Secondly, losing weight usually has a lot more to do with our emotions and gaining momentum with small doable changes than it does with hyper-focusing on science.
But, the science shows that at the end of the day all calories are actually NOT created equal. Calories do different things in different bodies. They are metabolized differently.
You might eat the exact same thing as I do, in the same quantity, and my body might metabolize it differently depending on a number of factors including our gut microbiome.
There might be the same number of calories in a Twinkie as there is in a piece of steak, but that Twinkie might have processed ingredients that make you feel like you are hungry when the protein and fat in the steak might make you feel more full.
Interested in reading more about the science behind why you shouldn’t count calories? Check out this informative article from Harvard Health and this article from Time .
A Final Note
At the end of the day, yes, experts say that we do need a calorie deficit to lose weight. I am not, in any way, disputing this, and 100% agree.
The question isn’t whether or not we need a calorie deficit, the question is how we go about getting there.
If we focus more on following our hunger cues and eating healthier foods that feel good in our body, we are way more likely to lose weight and keep it off long-term.

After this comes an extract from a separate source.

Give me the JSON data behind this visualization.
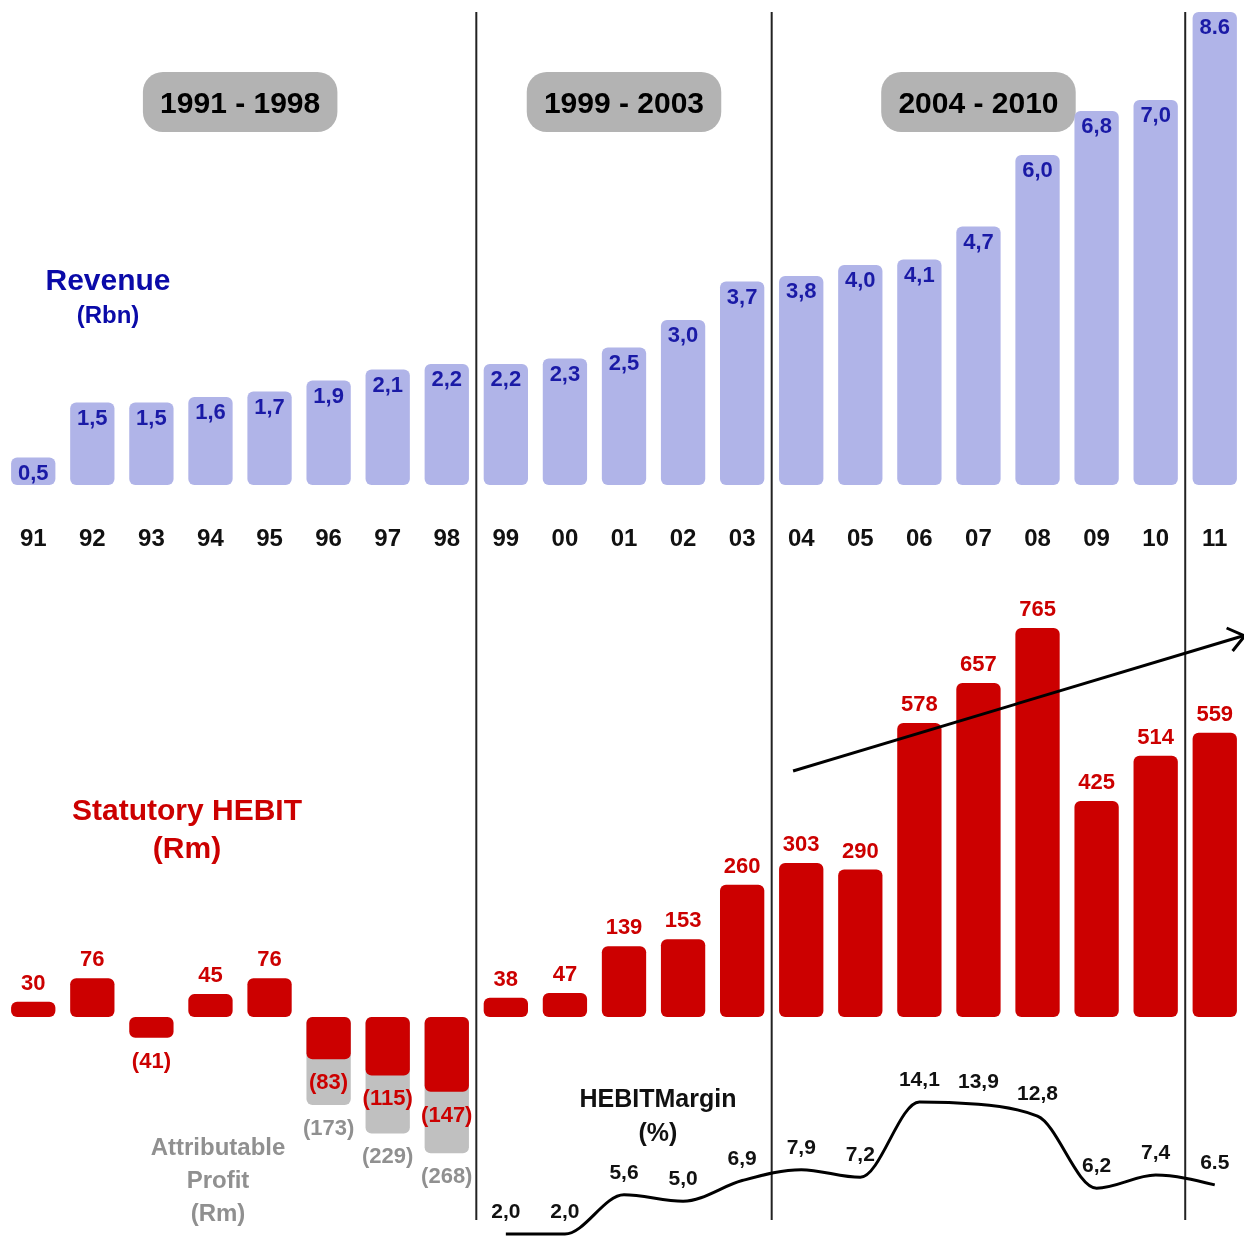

I lost my weight 4 years ago, I kept it off, and I will not gain it back unless I want to. How freaking powerful is THAT?
If instead you are counting calories, thinking of foods as “good” or “bad,” you may lose weight initially, but are so much more likely to say “eff it” and give up because it’s just not sustainable.
The idea behind losing weight biking for the last time is that you have to make small, doable changes that lead up to big results over time.
Eat when you are hungry. Stop when you are satisfied. And when you screw up and eat all the things? Forgive yourself and move on.
Remember, the only difference between someone who loses weight and someone who doesn’t is that the person who loses weight doesn’t give up.
We aren’t give up. YOU aren’t giving up. You’ve got this, my friend. I absolutely, 100% believe in you.